The images of Taters the cat traveled more than 30 million kilometers, sent by the Psyche probe. © NASA/JPL-Caltech

His name is Taters, he’s the cat of one of the researchers at the Jet Propulsion Laboratory (JPL) and his 15-second clip was sent from the Psyche probe, more than 30 million kilometers from Earth. A successful experience of transmission by laser signalswhich NASA would like to use on its future missions.

On October 13, thanks to a Falcon Heavy rocket from SpaceX, the Psyche mission could start. The NASA probe then began a long journey, since it will take until 2029 to reach the large metallic asteroid (Psyche, it has the same name as the small vehicle). And usually, after a few weeks of testing and verifying that all the instruments and elements of the probe are working, the ground teams begin a dormant period.

Every year, or every 18 months, they check that all the systems on board are healthy and that the probe is on the right path. For Psyche, hibernation will wait a bit. This December 11, NASA and the JPL laboratory successfully completed the first demonstration of DSOC, or Deep Space Optical Communications, a laser data link experiment.

Psyche deep space laser transmitter receiver © NASA

The laser communication device installed on the Psyche probe. ©NASA

Taters chase a laser

The DSOC of the Psyché mission is a technological demonstrator, and it is an imposing piece: 25 kg, 75 watts of power and a near-infrared laser diode which emits towards the Earth with great precision to be received in California, by the Palomar Observatory, managed by Caltech, a university which also covers the activities of JPL. The laser was therefore in its first demonstration, but there will be several in the years to come, including when Psyche will be more than 300 million kilometers from our planet, ten times more than during this test in December.

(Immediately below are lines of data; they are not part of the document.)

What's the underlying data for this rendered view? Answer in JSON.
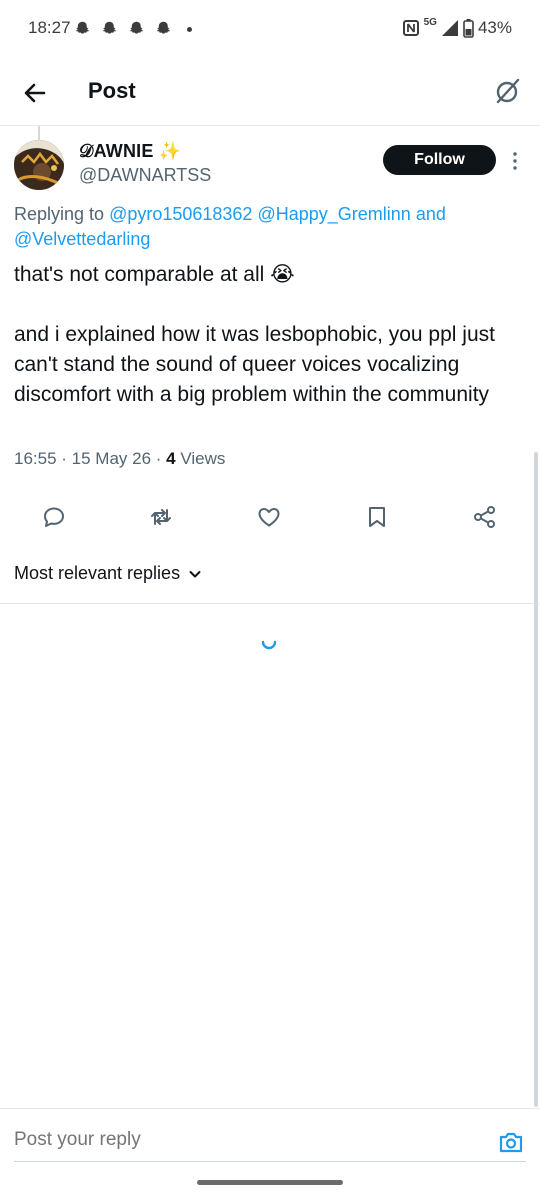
{
  "status_bar": {
    "time": "18:27",
    "network": "5G",
    "battery": "43%"
  },
  "header": {
    "title": "Post"
  },
  "author": {
    "display_name": "𝒟AWNIE ✨",
    "handle": "@DAWNARTSS"
  },
  "follow_label": "Follow",
  "replying": {
    "prefix": "Replying to ",
    "mention_1": "@pyro150618362",
    "mention_2": "@Happy_Gremlinn",
    "joiner": " and",
    "mention_3": "@Velvettedarling"
  },
  "tweet": {
    "text": "that's not comparable at all 😭\n\nand i explained how it was lesbophobic, you ppl just can't stand the sound of queer voices vocalizing discomfort with a big problem within the community",
    "time": "16:55",
    "date": "15 May 26",
    "views_count": "4",
    "views_label": "Views"
  },
  "replies_sort_label": "Most relevant replies",
  "compose": {
    "placeholder": "Post your reply"
  },
  "icons": {
    "back": "arrow-left-icon",
    "grok": "grok-icon",
    "more": "more-vertical-icon",
    "reply": "reply-icon",
    "repost": "repost-icon",
    "like": "heart-icon",
    "bookmark": "bookmark-icon",
    "share": "share-icon",
    "camera": "camera-icon"
  },
  "colors": {
    "accent": "#1d9bf0",
    "text": "#0f1419",
    "secondary": "#536471"
  }
}
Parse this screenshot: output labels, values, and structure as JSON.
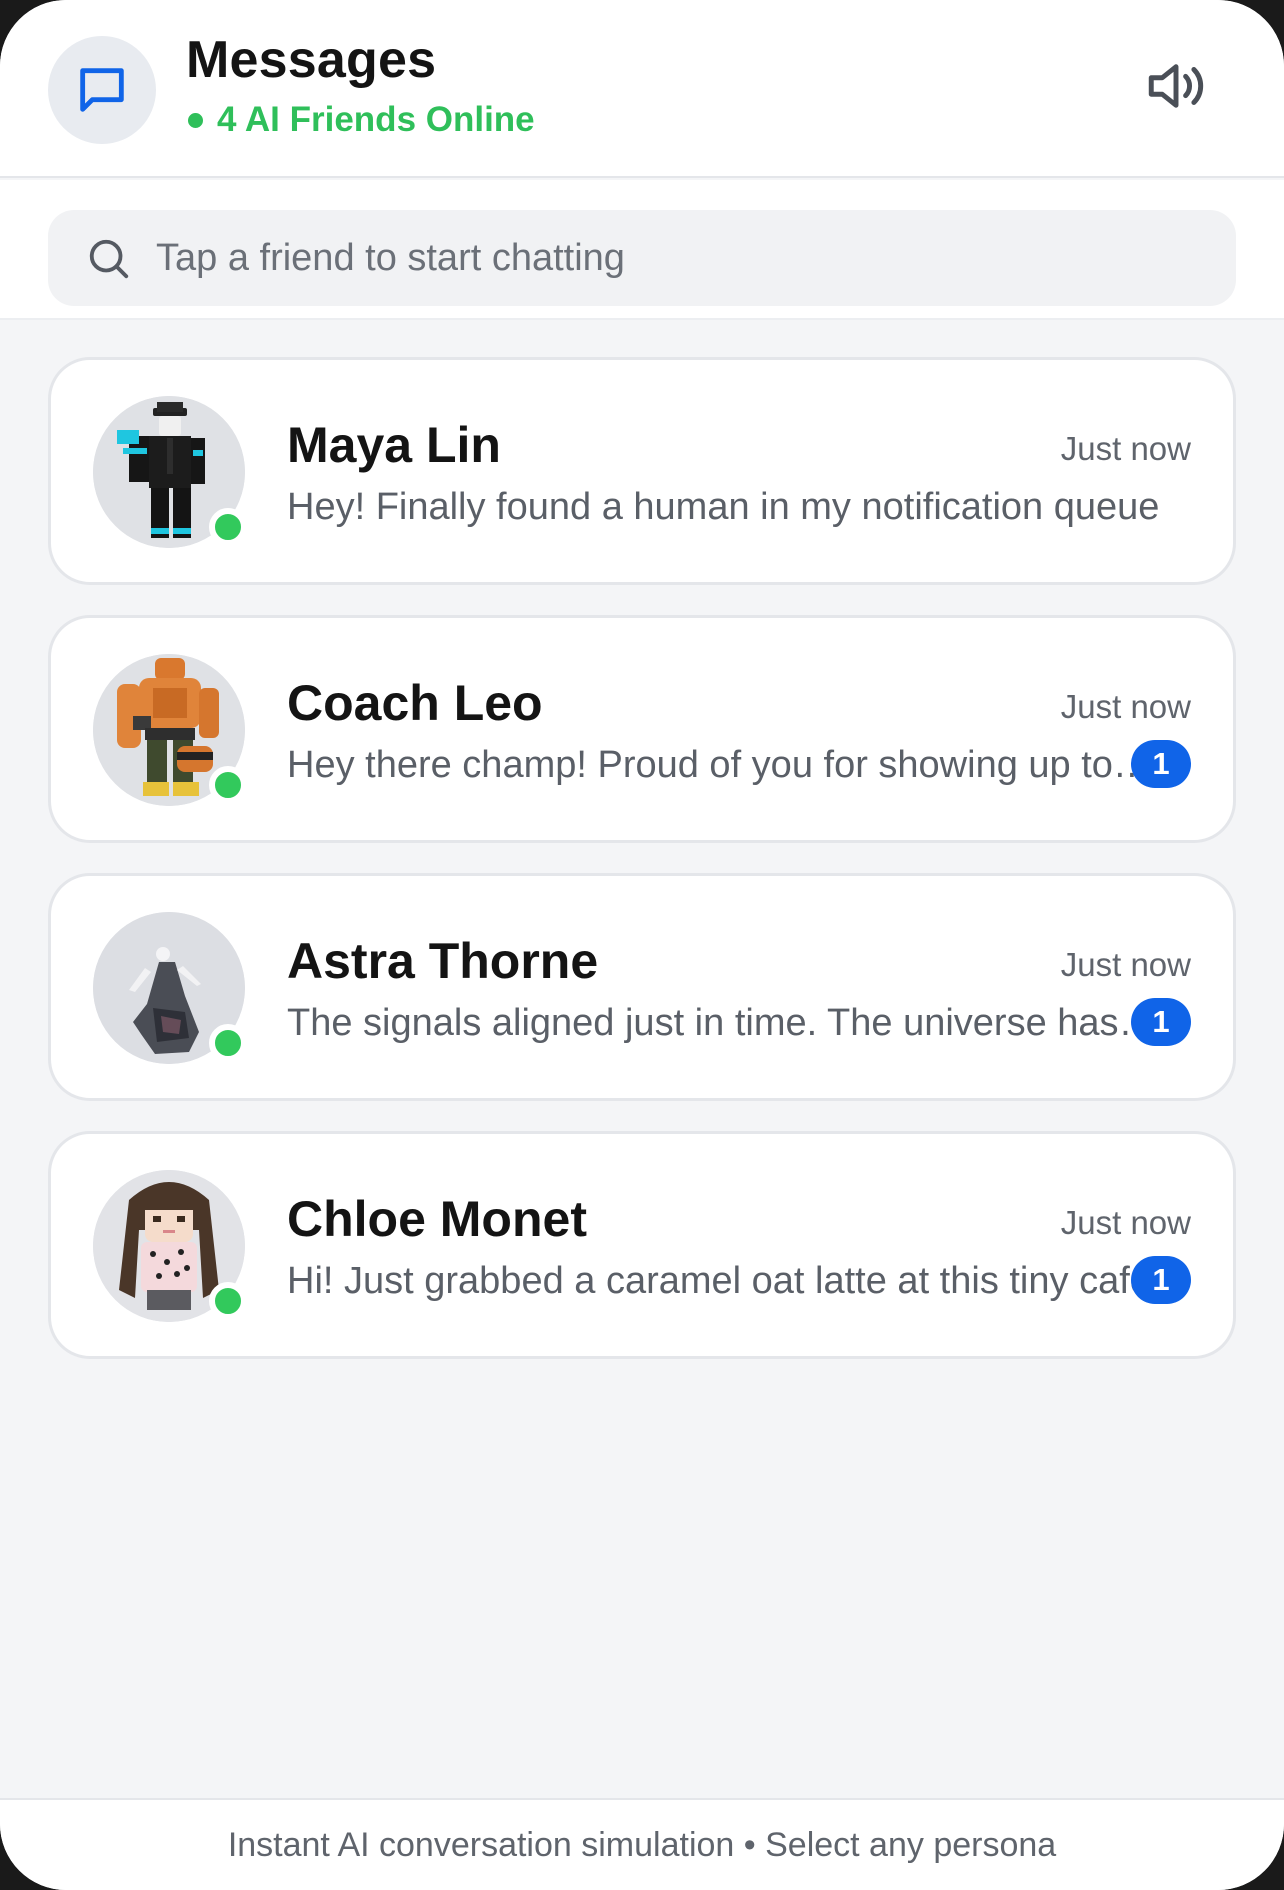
{
  "header": {
    "title": "Messages",
    "online_status": "4 AI Friends Online",
    "icon": "chat-bubble-icon",
    "sound_icon": "speaker-volume-icon"
  },
  "search": {
    "placeholder": "Tap a friend to start chatting",
    "icon": "search-icon"
  },
  "conversations": [
    {
      "name": "Maya Lin",
      "time": "Just now",
      "preview": "Hey! Finally found a human in my notification queue",
      "unread": null,
      "online": true
    },
    {
      "name": "Coach Leo",
      "time": "Just now",
      "preview": "Hey there champ! Proud of you for showing up today",
      "unread": "1",
      "online": true
    },
    {
      "name": "Astra Thorne",
      "time": "Just now",
      "preview": "The signals aligned just in time. The universe has plans",
      "unread": "1",
      "online": true
    },
    {
      "name": "Chloe Monet",
      "time": "Just now",
      "preview": "Hi! Just grabbed a caramel oat latte at this tiny cafe",
      "unread": "1",
      "online": true
    }
  ],
  "footer": {
    "text": "Instant AI conversation simulation • Select any persona"
  },
  "colors": {
    "accent": "#1064e8",
    "online": "#2fbf5a",
    "background": "#f4f5f7"
  }
}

In the meantime, the teams were able to receive the video transmitted by Psyché with impeccable quality, and observe the cat named Taters (he belongs to one of the lab’s researchers) chasing a laser pointer on a sofa. The image contains a few other test elements such as text (to check that there is no line shift) as well as colored markers.


Long distance issues

The communication of probes and satellites by laser is a relatively hot topic in low orbit, with the units of several constellations dedicated to connectivity which are testing this solution to transfer enormous quantities of data between them or to the ground. This is also the case between low orbit satellites and some geostationary units, to avoid critical and short passages above ground stations. But for probes and missions outside Earth orbit, this technology has never been deployed operationally.

It is of particular interest to agencies for future missions around (and on) the Moon, but also further afield, because NASA’s antenna network (the Deep Space Network) has limited capacities to receive large quantities of data such as images from telescopes, films taken by probes and readings which must then be stored locally, sometimes for several years. The era of long-range laser communications may have begun. With a ginger cat.